Voters will be able to fix mail-in ballot mistakes under a new bill
The Vermont legislature gave final approval on Tuesday to a bill that would make mail-in ballots a permanent fixture of voting in the state and would let voters fix their ballot if they make a mistake.
Lawmakers, voting rights advocates and Secretary of State Jim Condos all applauded the passage of S.15, which now heads to the desk of Gov. Phil Scott, who is expected to sign it.
“The passage of our bill sends a clear signal that we believe our democracy is stronger when we make it more accessible and open to all Vermonters,” House Speaker Jill Krowinski (D-Burlington) said in a press release. “S.15 counters the prevailing trend across the U.S. where state legislatures are curtailing voter access with more restrictive election laws."
Senate President Pro Tempore Becca Balint (D-Windham) framed the bill as a way to ensure the high voter participation rates seen last year continue into the future.
“When we make voting more accessible, more people vote.
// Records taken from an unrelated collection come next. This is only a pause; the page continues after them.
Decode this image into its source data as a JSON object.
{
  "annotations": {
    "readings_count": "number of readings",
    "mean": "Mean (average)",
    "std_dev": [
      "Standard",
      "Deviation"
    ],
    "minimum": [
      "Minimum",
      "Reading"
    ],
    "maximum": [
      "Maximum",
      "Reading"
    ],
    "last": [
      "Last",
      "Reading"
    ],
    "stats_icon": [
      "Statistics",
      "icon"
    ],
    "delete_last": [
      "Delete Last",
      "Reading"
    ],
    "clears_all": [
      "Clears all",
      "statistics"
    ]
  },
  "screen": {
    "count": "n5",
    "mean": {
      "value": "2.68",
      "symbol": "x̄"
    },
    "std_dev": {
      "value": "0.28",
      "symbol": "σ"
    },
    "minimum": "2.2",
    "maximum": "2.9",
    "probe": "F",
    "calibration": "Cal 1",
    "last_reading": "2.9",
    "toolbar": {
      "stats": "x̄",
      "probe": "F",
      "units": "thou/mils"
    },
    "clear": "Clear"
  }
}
When we make voting more accessible, democracy better reflects the will of the people,” Balint said.
The bill would require town clerks to mail ballots to all active, registered voters ahead of general elections — the same way the state handled last year's presidential election.
Voters could then mail their ballots, deliver them to the polls or vote in person. The bill also includes a provision to study expanding vote-by-mail to primary and municipal elections, which Scott said he favors.
Voters have long been able to request absentee ballots for any reason in Vermont, but last year’s general election, due to the pandemic, was the first time ballots were mailed to every active voter in the state whether they asked for one or not. That resulted in a 74 percent voter participation rate, up from 68 percent during the 2016 presidential election.
If signed by Scott, the bill would make Vermont one of the most voter-friendly states in the nation at a time when the trend is decidedly otherwise, Condos said in a press release.
“We should be proud of our brave state," Condos said. “While others are working to make it harder to vote, in Vermont we are working to remove barriers to the ballot box for all eligible voters, while strengthening the security and integrity of the voting process.”
Concerns about voter fraud that some Republicans voiced last year largely fell silent this session, and efforts to delay implementation of the bill fell short.
In addition to making universal mail-in voting the default for general elections, the bill gives voters a chance to fix "defective" ballots. About 1,500 ballots were not counted during last November's election because voters failed to follow the multistep process required to properly mark, sign, seal and return them.
The Vermont Public Interest Research Group, which lobbied for the change along with a number of “leading pro-democracy organizations,” also issued a press release praising the bill's passage.
“S.15 is an important win for removing barriers to voting, promoting equity, and building a true democracy in our state,” said Dan Fingas, organizing director for Rights & Democracy.